Entity matchers overview
Entity matchers are used to find various data in text. For example, you can use them to find dates, numbers, emails, and so on. This enables you to:
- Detect if a text contains certain data
- Extract structured data from unstructured text
- Mask out swear words, phone numbers, and other sensitive data
- Pseudonymize data for GDPR compliance
Masking
You can use entity matchers to mask out certain words or phrases. For example, you can mask out swear words, phone numbers, or other sensitive data. You can enable masking and set the replacement value when you add a matcher to your project.
When masking is enabled the content
field of the text moderation response will the modified text, the original
field will contain the original text. The content_moderated
field will indicate whether the content differs from the original text.
Detection levels
For most matchers you can set the detection level.

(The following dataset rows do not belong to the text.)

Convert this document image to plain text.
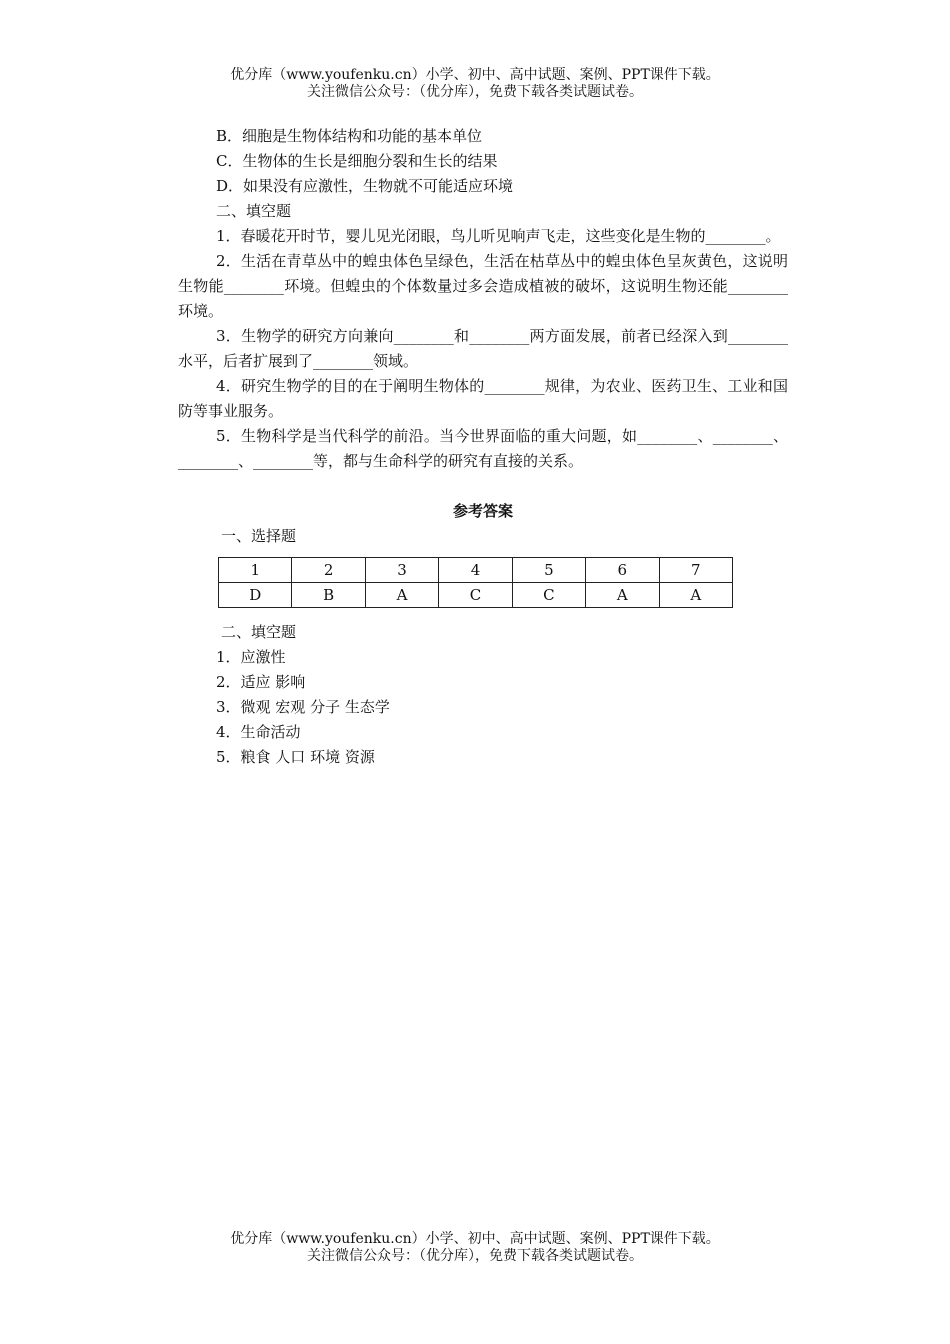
优分库（www.youfenku.cn）小学、初中、高中试题、案例、PPT课件下载。
关注微信公众号：（优分库），免费下载各类试题试卷。
B．细胞是生物体结构和功能的基本单位
C．生物体的生长是细胞分裂和生长的结果
D．如果没有应激性，生物就不可能适应环境
二、填空题
1．春暖花开时节，婴儿见光闭眼，鸟儿听见响声飞走，这些变化是生物的________。
2．生活在青草丛中的蝗虫体色呈绿色，生活在枯草丛中的蝗虫体色呈灰黄色，这说明生物能________环境。但蝗虫的个体数量过多会造成植被的破坏，这说明生物还能________环境。
3．生物学的研究方向兼向________和________两方面发展，前者已经深入到________水平，后者扩展到了________领域。
4．研究生物学的目的在于阐明生物体的________规律，为农业、医药卫生、工业和国防等事业服务。
5．生物科学是当代科学的前沿。当今世界面临的重大问题，如________、________、________、________等，都与生命科学的研究有直接的关系。
参考答案
一、选择题
1	2	3	4	5	6	7
D	B	A	C	C	A	A
二、填空题
1．应激性
2．适应 影响
3．微观 宏观 分子 生态学
4．生命活动
5．粮食 人口 环境 资源
优分库（www.youfenku.cn）小学、初中、高中试题、案例、PPT课件下载。
关注微信公众号：（优分库），免费下载各类试题试卷。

This determines how strict the matcher should be.
Level | Description |
---|---|
NORMAL | Detect values that are spelled and formatted correctly. |
SUSPICIOUS | Also detect values that are mispelled or obfuscated. |
PARANOID | Also detect values even if somewhat unsure about correctness. |
Response signature
All matcher models have the same response signature:
The detection level used for the match.
Whether the matcher found a match.
An array of all the matches found.
An array of objects with the components of each match. For example, for a name matcher, the components would be the first and last name.